興収で読む北米映画トレンド

『トロン:アレス』北米No.1も苦戦 『ブレードランナー 2049』の悪夢再び

 10月10日~12日の北米映画週末ランキングは、SF映画『トロン』シリーズの最新作『トロン:アレス』がNo.1に輝いた。1982年の第1作『トロン』からは43年、前作『トロン:レガシー』(2010年)から15年ぶりの新作だ。ところがオープニング興行収入は3日間で3350万ドルと、前作の成績にも届かない厳しいスタートとなった。

 本作はカルト的人気を誇る『トロン』シリーズの第3作で、出演者にはジャレッド・レト、グレタ・リー、エヴァン・ピーターズのほか、過去作からケヴィン・フリン役のジェフ・ブリッジスが復帰。AI兵士がデジタル世界から現実へと侵食していくなか、主人公のAI兵士アレス(レト)は、滅亡の危険に瀕した世界で変化していく……。

『トロン:アレス』©2025 Disney Enterprises, Inc. All Rights Reserved.

 公開前、『トロン:アレス』は北米興収4000万~4500万ドル、世界興収8,000万~9,000万のヒットを期待されていた。製作費は1億8000万ドルと高額だが、残念ながら現時点では海外興収2700万ドル、世界累計興収6050万ドルと予想を大幅に下回っている。

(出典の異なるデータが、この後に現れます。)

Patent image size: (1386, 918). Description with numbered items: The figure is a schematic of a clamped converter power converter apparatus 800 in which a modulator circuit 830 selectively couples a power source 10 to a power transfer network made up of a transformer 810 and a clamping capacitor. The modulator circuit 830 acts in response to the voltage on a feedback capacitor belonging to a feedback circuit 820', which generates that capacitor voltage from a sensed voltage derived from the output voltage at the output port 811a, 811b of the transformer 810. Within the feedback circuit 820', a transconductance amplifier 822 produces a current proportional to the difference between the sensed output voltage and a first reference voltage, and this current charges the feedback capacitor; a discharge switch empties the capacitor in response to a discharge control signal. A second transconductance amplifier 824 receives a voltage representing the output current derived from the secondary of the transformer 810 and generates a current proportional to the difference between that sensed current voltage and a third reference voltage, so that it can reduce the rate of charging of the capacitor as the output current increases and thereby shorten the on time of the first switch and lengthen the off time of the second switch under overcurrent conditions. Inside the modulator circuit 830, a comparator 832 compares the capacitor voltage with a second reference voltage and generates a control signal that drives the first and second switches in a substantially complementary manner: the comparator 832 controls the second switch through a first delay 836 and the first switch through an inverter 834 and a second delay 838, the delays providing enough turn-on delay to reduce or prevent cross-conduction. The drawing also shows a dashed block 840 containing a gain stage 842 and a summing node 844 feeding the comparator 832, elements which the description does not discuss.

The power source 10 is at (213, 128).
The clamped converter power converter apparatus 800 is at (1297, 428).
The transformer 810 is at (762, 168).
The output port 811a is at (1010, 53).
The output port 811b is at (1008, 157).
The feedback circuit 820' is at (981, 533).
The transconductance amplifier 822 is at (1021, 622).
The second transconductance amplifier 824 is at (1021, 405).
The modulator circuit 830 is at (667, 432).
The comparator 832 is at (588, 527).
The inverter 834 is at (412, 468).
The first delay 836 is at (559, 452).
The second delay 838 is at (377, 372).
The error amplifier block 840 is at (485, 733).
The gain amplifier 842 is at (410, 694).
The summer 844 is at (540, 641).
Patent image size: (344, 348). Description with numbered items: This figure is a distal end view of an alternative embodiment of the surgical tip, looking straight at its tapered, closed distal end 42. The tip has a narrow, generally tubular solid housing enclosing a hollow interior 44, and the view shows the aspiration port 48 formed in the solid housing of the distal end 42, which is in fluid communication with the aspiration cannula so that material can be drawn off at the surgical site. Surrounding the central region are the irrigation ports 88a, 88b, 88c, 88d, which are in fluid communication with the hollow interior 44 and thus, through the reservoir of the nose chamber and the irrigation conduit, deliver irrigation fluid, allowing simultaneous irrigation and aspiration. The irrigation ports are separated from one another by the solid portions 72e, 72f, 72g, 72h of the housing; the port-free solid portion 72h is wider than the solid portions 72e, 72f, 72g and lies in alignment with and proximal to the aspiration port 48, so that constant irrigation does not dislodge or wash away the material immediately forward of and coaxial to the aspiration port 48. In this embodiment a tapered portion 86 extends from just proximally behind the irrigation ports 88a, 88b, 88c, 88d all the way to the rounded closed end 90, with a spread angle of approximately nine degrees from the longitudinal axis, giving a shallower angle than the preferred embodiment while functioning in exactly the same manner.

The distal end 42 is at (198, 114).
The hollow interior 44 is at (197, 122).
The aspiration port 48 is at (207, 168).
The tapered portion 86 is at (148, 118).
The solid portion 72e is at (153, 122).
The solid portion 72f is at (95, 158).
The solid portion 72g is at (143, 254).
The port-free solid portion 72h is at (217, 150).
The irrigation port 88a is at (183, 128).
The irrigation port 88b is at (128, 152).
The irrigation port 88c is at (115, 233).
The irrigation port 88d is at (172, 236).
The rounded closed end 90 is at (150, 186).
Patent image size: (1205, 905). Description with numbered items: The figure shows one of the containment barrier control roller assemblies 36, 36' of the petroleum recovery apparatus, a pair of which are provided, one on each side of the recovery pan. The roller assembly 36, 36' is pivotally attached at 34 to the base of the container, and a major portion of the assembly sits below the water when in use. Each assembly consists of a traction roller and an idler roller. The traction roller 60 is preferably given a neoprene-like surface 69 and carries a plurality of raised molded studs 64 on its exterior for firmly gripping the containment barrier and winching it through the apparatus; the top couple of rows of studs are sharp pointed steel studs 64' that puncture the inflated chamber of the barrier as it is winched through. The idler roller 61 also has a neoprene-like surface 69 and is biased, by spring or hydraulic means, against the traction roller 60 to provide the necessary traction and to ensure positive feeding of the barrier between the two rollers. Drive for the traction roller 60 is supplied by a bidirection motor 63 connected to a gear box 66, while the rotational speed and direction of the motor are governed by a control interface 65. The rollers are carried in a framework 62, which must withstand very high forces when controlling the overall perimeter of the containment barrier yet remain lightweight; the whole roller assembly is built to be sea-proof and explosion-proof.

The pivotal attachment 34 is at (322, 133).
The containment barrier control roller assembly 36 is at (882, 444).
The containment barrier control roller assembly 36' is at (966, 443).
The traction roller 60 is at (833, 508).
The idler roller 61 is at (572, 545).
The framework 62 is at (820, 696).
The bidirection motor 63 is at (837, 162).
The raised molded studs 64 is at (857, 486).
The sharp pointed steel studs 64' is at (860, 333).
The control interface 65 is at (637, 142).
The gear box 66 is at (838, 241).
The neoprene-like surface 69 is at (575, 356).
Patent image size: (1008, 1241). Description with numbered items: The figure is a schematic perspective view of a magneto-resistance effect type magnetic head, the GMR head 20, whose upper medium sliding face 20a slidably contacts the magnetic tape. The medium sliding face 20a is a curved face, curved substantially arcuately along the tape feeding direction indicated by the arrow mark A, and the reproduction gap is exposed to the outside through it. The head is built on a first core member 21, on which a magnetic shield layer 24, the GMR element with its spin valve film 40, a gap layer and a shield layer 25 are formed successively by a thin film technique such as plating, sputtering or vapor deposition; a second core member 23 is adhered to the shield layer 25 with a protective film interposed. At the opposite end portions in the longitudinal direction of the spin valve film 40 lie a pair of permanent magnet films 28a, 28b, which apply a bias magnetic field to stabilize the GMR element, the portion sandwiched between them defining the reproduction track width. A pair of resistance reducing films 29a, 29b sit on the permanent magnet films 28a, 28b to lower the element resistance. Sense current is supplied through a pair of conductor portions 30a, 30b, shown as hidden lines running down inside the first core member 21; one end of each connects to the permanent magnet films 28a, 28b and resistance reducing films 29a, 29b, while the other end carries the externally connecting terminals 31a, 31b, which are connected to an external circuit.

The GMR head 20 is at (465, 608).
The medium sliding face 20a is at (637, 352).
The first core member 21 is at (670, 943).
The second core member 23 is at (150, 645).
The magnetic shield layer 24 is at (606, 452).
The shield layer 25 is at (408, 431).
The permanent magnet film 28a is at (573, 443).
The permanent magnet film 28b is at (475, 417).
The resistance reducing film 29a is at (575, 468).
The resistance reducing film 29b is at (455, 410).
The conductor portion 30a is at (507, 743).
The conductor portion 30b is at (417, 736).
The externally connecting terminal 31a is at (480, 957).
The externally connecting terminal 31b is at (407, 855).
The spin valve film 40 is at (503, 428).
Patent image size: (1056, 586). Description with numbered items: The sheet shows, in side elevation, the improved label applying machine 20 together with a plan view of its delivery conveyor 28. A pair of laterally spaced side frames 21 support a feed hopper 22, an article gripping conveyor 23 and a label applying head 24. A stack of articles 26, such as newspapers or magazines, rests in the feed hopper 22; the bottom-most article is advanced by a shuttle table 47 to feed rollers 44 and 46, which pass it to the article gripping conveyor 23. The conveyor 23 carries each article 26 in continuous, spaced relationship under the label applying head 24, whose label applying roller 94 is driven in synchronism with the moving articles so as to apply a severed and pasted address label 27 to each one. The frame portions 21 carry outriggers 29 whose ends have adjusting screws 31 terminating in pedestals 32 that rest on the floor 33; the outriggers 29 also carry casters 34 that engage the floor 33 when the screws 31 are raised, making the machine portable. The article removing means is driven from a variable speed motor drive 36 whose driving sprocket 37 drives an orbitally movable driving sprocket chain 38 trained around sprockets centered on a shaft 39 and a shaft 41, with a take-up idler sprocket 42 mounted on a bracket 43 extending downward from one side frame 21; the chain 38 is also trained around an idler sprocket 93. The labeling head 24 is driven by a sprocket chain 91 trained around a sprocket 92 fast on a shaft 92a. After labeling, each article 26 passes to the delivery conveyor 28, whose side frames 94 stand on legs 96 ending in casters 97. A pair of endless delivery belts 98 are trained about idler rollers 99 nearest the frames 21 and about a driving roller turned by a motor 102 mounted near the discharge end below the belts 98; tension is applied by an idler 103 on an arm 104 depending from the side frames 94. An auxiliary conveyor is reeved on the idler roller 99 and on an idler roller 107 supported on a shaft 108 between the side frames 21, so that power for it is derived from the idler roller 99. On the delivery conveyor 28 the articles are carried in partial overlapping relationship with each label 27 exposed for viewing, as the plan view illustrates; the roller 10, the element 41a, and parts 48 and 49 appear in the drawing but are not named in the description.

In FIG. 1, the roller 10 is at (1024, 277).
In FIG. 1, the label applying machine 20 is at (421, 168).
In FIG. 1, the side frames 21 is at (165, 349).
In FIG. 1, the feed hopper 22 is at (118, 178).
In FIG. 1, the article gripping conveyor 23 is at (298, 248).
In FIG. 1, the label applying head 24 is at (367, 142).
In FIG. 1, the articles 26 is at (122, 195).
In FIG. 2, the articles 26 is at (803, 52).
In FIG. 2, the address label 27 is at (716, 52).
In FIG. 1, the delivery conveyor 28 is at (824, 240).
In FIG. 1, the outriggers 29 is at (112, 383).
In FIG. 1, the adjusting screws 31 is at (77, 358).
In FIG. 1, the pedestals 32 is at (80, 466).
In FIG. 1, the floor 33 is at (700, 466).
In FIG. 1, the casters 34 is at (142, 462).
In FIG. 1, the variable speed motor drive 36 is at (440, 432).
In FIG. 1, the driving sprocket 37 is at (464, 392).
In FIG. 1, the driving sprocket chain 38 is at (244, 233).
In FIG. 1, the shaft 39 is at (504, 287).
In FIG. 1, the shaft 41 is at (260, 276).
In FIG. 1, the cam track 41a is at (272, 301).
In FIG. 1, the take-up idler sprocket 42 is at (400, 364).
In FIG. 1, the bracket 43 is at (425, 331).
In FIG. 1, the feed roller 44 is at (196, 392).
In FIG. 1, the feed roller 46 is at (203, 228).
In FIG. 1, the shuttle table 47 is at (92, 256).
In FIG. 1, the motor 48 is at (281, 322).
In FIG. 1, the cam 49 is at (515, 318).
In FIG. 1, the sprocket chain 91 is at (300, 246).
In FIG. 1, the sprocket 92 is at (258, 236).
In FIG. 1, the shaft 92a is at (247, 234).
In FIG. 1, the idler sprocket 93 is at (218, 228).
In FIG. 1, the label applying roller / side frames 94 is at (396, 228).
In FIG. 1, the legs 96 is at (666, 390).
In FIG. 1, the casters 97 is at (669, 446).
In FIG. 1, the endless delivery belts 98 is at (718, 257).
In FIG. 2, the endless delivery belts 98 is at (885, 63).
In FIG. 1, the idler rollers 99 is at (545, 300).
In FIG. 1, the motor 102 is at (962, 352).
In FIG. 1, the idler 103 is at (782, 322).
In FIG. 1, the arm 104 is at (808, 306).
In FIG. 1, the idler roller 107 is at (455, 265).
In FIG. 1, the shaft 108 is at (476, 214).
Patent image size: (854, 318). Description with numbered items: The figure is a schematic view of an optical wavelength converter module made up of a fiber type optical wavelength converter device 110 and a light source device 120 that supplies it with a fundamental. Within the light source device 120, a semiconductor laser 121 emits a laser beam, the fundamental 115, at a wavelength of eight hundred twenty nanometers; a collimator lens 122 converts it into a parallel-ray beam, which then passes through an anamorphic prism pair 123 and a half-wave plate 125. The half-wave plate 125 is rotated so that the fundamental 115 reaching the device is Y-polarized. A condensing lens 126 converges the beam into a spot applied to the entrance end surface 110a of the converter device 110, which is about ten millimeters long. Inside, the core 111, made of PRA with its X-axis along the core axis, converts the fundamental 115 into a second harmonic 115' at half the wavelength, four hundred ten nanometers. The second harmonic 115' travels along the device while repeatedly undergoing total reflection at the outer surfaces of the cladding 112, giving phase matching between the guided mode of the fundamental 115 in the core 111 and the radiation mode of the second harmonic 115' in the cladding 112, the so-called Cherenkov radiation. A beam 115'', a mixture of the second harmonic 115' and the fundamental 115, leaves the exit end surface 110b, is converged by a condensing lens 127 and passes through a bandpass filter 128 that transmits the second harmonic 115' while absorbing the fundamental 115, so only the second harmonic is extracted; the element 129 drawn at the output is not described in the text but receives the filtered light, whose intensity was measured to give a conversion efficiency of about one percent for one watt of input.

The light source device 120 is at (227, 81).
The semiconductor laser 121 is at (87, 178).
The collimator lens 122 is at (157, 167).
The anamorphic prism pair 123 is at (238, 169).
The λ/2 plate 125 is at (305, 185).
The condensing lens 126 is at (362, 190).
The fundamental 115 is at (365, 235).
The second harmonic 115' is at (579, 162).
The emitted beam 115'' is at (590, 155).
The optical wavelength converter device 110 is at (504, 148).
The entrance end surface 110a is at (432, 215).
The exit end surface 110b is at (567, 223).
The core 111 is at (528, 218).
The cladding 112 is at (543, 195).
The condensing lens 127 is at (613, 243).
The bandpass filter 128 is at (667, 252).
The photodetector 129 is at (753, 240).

 前作『トロン:レガシー』は北米興収1億7206万ドル、世界興収4億ドルを記録。本作『トロン:アレス』も秋の映画興行を引っ張るポテンシャルがあるとみられており、ディズニーは公開に先がけ、スポーツや音楽ライブなどのイベントに劇中のライトサイクルを登場させるなど、タイアップを含むさまざまなプロモーションに注力してきた。

 しかし、残念ながら結果は十分とはいえなかった。北米メディアでは『ブレードランナー 2049』(2017年)の再来といわれているように、同作は公開時期10月上旬、製作費1億5000万ドル、興収予測4000万ドルに対して実際の成績は3275万ドルという結果だから、ことごとく同じ轍を踏んでいる。

 いうなればこれは、SF映画の歴史において重要なSF映画/フランチャイズが、現在の大作興行としての訴求力を失っていた形だ。実際に客層を確かめてみると、男性が全体の約7割、年代別にも25歳未満はわずか30%と、現在のヒットの条件である「女性客」と「Z世代」をほとんどつかめていなかったことがわかる。まさしく“悪夢再来”だ。

『トロン:アレス』©2025 Disney Enterprises, Inc. All Rights Reserved.

 ただし事態をより複雑にしているのは、『トロン』シリーズをよく知るはずの45歳以上でさえ全体のわずか25%にとどまったところにある。映画館の出口調査によると、それでも観客の約半数が「『トロン』シリーズだから」映画館を訪れたと回答しているのだから、そもそもスタジオ側が見込んだポテンシャルに誤りがあったのかもしれない。AIと現実社会を題材としたSFアクションならば、もはや『トロン』でないほうが訴求力を高められた可能性はないだろうか?

 今後の期待があるとすれば、Rotten Tomatoesで批評家スコア57%に対し、観客スコア87%という高評価を得ていること。出口調査に基づくCinemaScoreは「B+」評価となったが、賛否両論ながらも観客の支持は大きいのだ。